OpenShift Monitoring: Metrics, Alerts, and SLOs on OCP

The Cluster Monitoring Operator manages Prometheus, Alertmanager, kube-state-metrics, node-exporter, and telemetry collectors in openshift-monitoring. ServiceMonitors and PodMonitors — when permitted — define scrape targets declaratively. Platform alerts cover etcd members, API server error rates, machine config pool degradation, and cluster operator availability.

Prometheus retention defaults suit troubleshooting, not years of compliance storage. Integrate Thanos sidecars or remote_write to corporate Mimir, Cortex, or cloud monitoring for long retention and global query views. Verify remote_write credentials via openshift-monitoring secrets and network egress policies before enabling.

oc adm top and metrics-api provide kubectl-visible resource usage; they do not replace Prometheus for SLO burn rates. Teach on-call engineers which signals are platform-owned (kube-apiserver request latency) vs tenant-owned (HTTP 5xx from app routes).

Platform Prometheus RBAC denies tenant access by design — do not disable it for convenience. Instead enable user workload monitoring or federate metrics to a corporate tenant with proper isolation.

OpenShift includes Grafana for platform dashboards; many enterprises integrate corporate Grafana with OAuth SSO. Import community dashboards for Kubernetes and etcd, then customize thresholds to your environment — default panels assume generic hardware. Build golden dashboards per service tier: latency percentiles, saturation, errors, and dependency health.

Dashboards as code — Jsonnet, Grafana operator CRDs, or ConfigMaps synced via GitOps — prevent UI-only changes that vanish after pod restart. Version dashboards beside application repos so PR review covers observability changes alongside code.

Correlate logs with metrics via trace IDs when using OpenShift Logging with Loki or Elasticsearch. Jumping from Alertmanager notification to Grafana panel to Kibana or Grafana Explore log view should be one click in the runbook, not three bookmarks.

OpenShift console observability tabs help developers who lack Grafana access — platform teams still own golden dashboards for SRE review. Do not let console metrics replace long-retention analytics for capacity planning.

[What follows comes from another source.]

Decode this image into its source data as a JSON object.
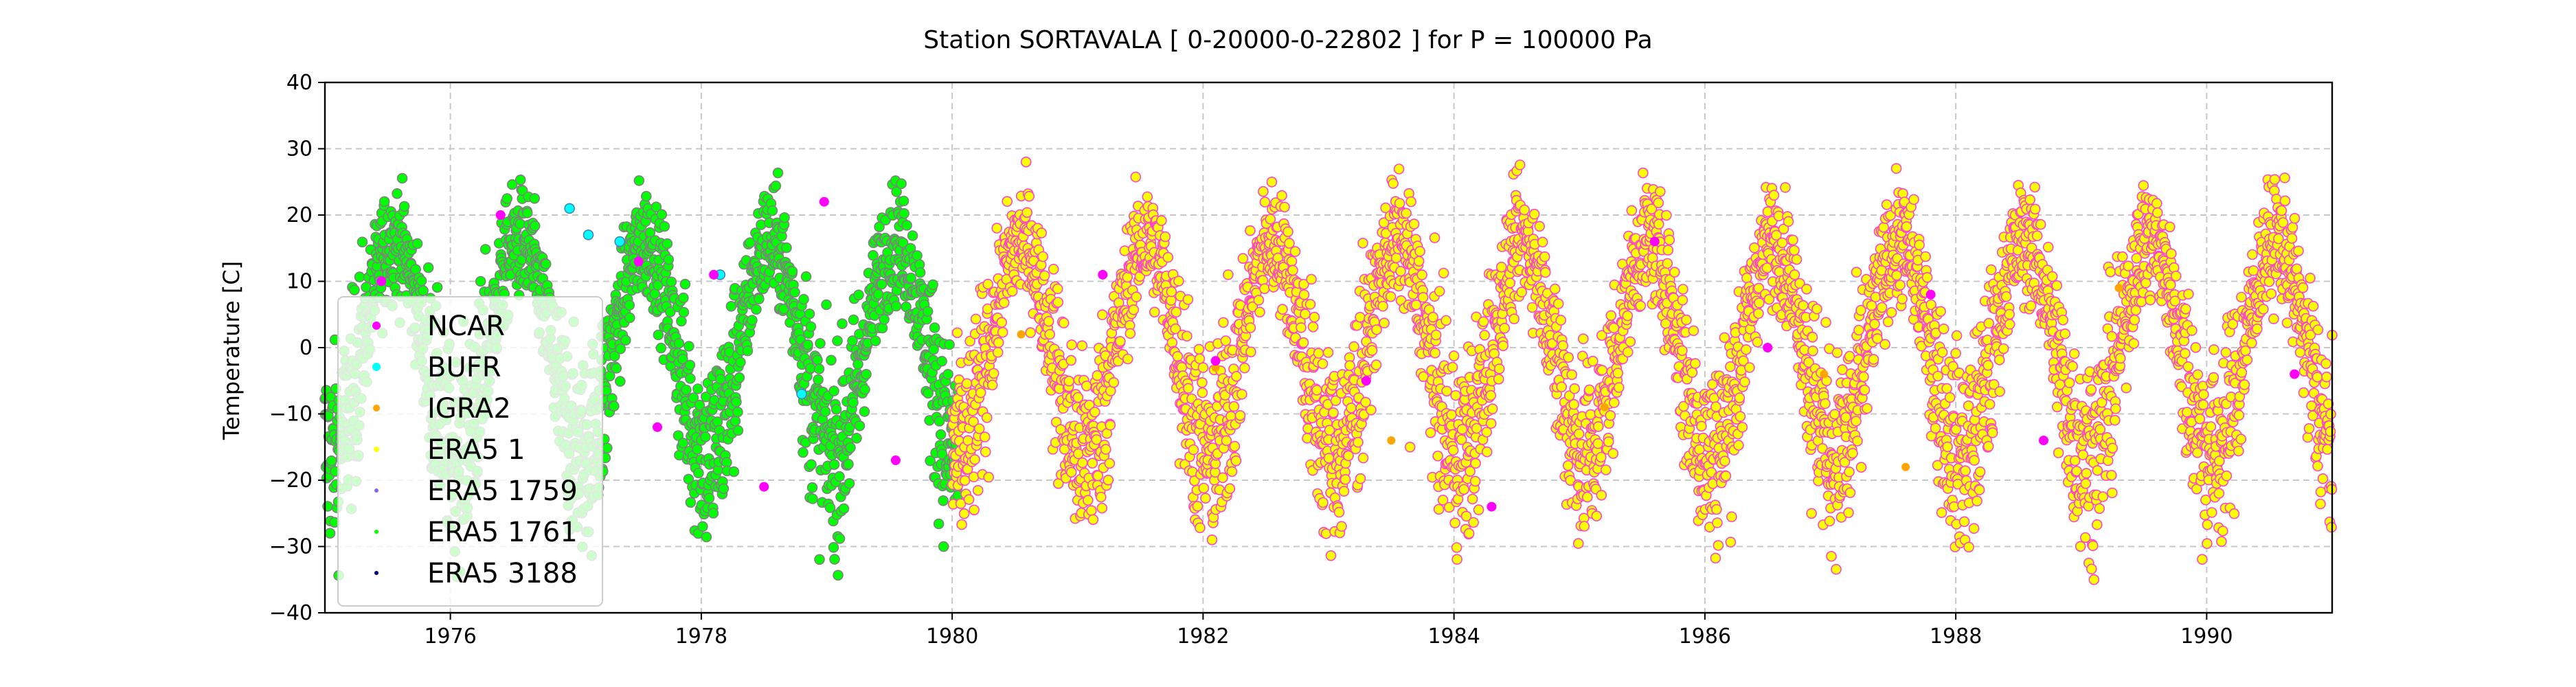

Capacity planning uses Prometheus trends: node CPU/memory allocation ratios, etcd db size growth, persistent volume usage, and ingress connection counts. Forecast before quarterly hardware or cloud commit renewals. Chargeback reports from metrics reduce opaque namespace sprawl.

Security monitoring layers Falco or ACS (Advanced Cluster Security) events atop metrics — unexpected shell in container, crypto miner CPU spikes. Export audit logs to SIEM; correlate with Prometheus anomalies.

During disaster recovery, monitoring tells you whether the restored cluster matches healthy baselines — API latency, etcd leader elections, operator versions. Our disaster recovery article ties RPO/RTO validation to these signals. OpenShift monitoring is the nervous system; treat outages to observability as severity-1 because you are flying blind.

Keep monitoring stack recovery order in DR runbooks — Prometheus before workload scale-up, or alerts fire on cascading failures mistaken for root cause. Test observability failover in game days, not only application failover.

Cluster Logging Operator or LokiStack forwards application logs — correlate trace IDs from OpenTelemetry SDKs with log lines for faster root cause analysis.

Distributed tracing via Tempo or Jaeger on OCP adds request path visibility Routes alone cannot provide — sample rates balance cost and forensic value.

OpenShift monitoring plus logging plus tracing forms the three pillars — metrics alert, logs explain, traces pinpoint. Invest in all three for tier-one services.

Synthetics probing public routes from outside the cluster catch DNS and certificate issues invisible to in-cluster kube-probes. Run synthetics from multiple regions if user base is geo-distributed.

Capacity dashboards should project etcd and PVC growth 90 days forward — leadership approves hardware or cloud commits with data, not gut feel. OpenShift monitoring maturity separates reactive firefighting from planned scaling.